Era este último grupo el que más le interesaba a Isabel. Alguien de los medios de comunicación se había dado cuenta, por fin, del hecho de que, aunque los bonobos ya no se encontraban en un entorno de especies bípedas, continuaban aliñando las conversaciones con la lengua de signos, lo cual -junto con la extraordinaria destreza de Bonzi para la informática, que hacía pausas frecuentes en medio de las compras para echar una partidita o seis al Ms. Pacman- había tenido como consecuencia un aumento del segmento de espectadores que estaban más fascinados por las habilidades cognitivas de los primates que por su actividad sexual. Faulks Enterprises, que nunca perdía una oportunidad, contrató a intérpretes de la lengua de signos para cubrir las veinticuatro horas del día y empezó a poner subtítulos que aparecían en bocadillos sobre las cabezas de los correspondientes bonobos.
Isabel se dirigió hacia James Hamish, que miraba fijamente el monitor que tenía delante mientras tomaba una cerveza. Cuando Makena rodeó a Bonzi con el brazo y se la llevó a una esquina para hacer un poco de «hoka-hoka», la bocina sonó y el subtítulo parpadeó. James Hamish metió la mano en el bolsillo, sacó algunas monedas que puso sobre el mostrador y se fue hacia la puerta. Isabel aún no estaba ni a seis metros de él.
Se planteó seguirlo hasta el aparcamiento, pero el instinto le dijo que no lo hiciera. En lugar de eso, se sentó en la barra, pidió un té helado y esperó a Francesca, Eleanor y Marty.

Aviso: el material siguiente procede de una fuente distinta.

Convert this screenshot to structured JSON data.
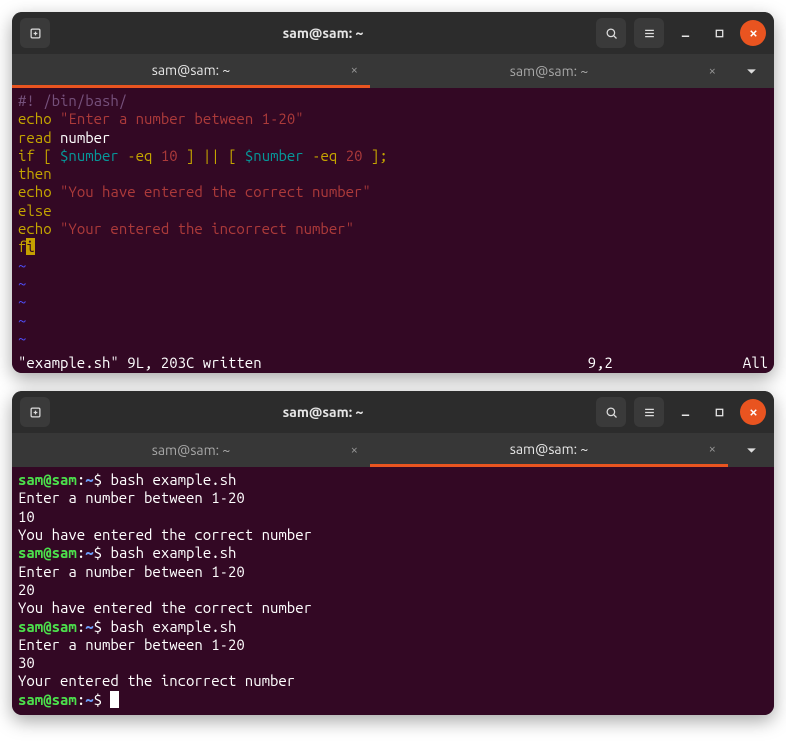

No tardaron mucho en llegar y estaban saludándose cuando Isabel escuchó las primeras notas de Splish, Splash, I Was Taking a Bath.
– Mira -le dijo a Marty.
Se hizo el silencio en toda la sala y las caras se giraron hacia las pantallas.
En La casa de los primates, varios grifos situados en diferentes sitios cerca de los zócalos cobraron vida. Algunos de los bonobos buscaron un lugar más alto; Bonzi y Lola eligieron la estructura de juego del jardín, mientras que Sam permanecía simplemente colgado por un brazo del marco de una puerta. Mbongo y Jelani se agacharon al lado de uno de los chorros, inclinándose hacia abajo para coger agua con la boca y lanzársela el uno al otro entre los ojos antes de caer de espaldas en una algarabía muda de jubilosas risas. Makena se puso delante de uno de los grifos y se situó de forma que le diera en los genitales. Se movía hacia delante y hacia atrás, ajustando el ángulo y dirigiendo el chorro con el dedo.